I had one small errand in mind yesterday morning.
BEFORE LEAVING:
· Me: I have to pick up prescriptions at Costco today.
· The Wife: Why go today? It’s your birthday. Why get aggravated? Go tomorrow.
· Me: I just want to get it over with. I’ll drive there, run in and get the meds since I phoned them in this morning, then come right back home. Should be … oh, 45 minutes at the most.
· The Wife: Okay … Wait … I’m going too.
· Me (apprehensively): Uh, okay. You can wait in the car while I run in.
· The Wife: All right.
ALONG THE WAY:
· Me: I should get off on Nuuanu and get on Nimitz. The construction I ran into last week might still be there, can’t make a left on Liliha, and might have to make a big circle onto Nuuanu anyway.

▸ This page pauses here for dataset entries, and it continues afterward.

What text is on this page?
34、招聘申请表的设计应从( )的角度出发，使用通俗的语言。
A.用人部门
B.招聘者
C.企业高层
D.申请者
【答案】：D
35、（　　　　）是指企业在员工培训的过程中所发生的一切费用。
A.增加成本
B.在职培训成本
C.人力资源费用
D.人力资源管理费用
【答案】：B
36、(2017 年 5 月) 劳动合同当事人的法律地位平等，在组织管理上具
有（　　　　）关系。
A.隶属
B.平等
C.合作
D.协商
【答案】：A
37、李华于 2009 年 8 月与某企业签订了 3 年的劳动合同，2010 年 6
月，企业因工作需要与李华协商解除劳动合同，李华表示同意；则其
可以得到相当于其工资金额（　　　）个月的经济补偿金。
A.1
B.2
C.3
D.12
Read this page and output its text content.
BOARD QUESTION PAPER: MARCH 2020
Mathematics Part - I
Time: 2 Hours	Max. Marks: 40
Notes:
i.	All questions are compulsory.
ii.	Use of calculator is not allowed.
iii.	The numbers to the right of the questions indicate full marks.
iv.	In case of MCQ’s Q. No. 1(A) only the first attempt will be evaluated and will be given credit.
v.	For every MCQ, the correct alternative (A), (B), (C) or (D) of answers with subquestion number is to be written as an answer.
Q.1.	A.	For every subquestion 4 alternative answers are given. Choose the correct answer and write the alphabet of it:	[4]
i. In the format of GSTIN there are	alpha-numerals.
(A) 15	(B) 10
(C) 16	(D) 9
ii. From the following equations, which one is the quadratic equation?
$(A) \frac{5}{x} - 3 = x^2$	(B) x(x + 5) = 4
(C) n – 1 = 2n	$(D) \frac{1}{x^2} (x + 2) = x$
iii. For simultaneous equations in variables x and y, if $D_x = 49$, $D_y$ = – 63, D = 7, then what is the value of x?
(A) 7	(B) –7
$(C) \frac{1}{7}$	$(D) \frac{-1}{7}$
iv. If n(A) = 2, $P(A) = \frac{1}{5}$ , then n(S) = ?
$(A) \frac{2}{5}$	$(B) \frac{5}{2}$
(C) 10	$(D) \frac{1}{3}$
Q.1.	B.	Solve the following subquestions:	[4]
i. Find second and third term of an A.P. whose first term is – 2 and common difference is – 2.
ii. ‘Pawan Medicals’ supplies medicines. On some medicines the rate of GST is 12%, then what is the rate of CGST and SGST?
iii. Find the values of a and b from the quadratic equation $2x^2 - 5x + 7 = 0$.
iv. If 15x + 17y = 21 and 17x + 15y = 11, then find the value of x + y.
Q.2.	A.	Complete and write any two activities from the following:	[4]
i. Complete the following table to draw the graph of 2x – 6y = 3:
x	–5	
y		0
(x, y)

· The Wife: It should be clear by now. Take the turnoff and turn left on Liliha as usual.
· Me (apprehensively): Uh, okay.
· Me (about 10 minutes later): See? Can’t turn left. Damn, there’s an ambulance behind us (pulling over to the right side of the now single-laned road). Damn, now I’m stuck behind parked cars.
· The Wife: You gotta get over one lane.
· Me (breathing deeply): Ya think?
· The Wife: Hmmm. Go straight. We can go get some eggs at Ka Lei.
· Me (apprehensively): Uh, okay.
· The Wife (10 minutes later, after we’d bought the eggs): Okay, we can go to Costco now.
· Me (sarcastically): I see you brought the coupon book?
· The Wife: Yep. Since we’re gonna be there already.
AT COSTCO:
· Me: I’ll pick up the meds. You go get started on your coupon list.
· The Wife: Okay … come find me. I’ll be around.
· Me (apprehensively): Uh, okay.
· Me (30 minutes later): Where were you? I walked all over the place twice looking for you.
· The Wife: I was right here.
· Me (noticing the cart was full): You don’t say. Right here, huh?
· The Wife: Yep, okay, I’m done. Let’s go. Oh wait, I need a case of Vitamin Water.
· Me: Okay. Is that all you need now?
· The Wife: Yep, that’s all.
· Me (apprehensively): Uh, okay.
· Me (a half-hour later): Can we go now? The cart is really heavy and my shoulder hurts.
· The Wife: Yep. I’m going outside to get a turkey sandwich for mom.
· Me (15 minutes later): Why are you waiting in line with me? Why didn’t you go outside for the sandwich?
· The Wife: I forgot. Okay, I’m going now. I’ll meet you back at the car. Shouldn’t take long.
· Me (apprehensively): Uh, okay.
· Me (mumbling to myself, 15 minutes later, the purchases packed in the trunk): Shouldn’t take long. Right.
· The Wife (10 minutes after that): They didn’t have turkey, just hot dogs, no blah blah blah blah blah blah yadda yadda yadda yadda.
· Me: Fine. Now stop talking and get in the car so we can go home.
The traffic was bad. We got home a half hour later. Bottom line, it took us two-and-a-half hours to do something I wanted to get done in 45 minutes.
All because I told the wife what I was going to do. I should-a just left quietly.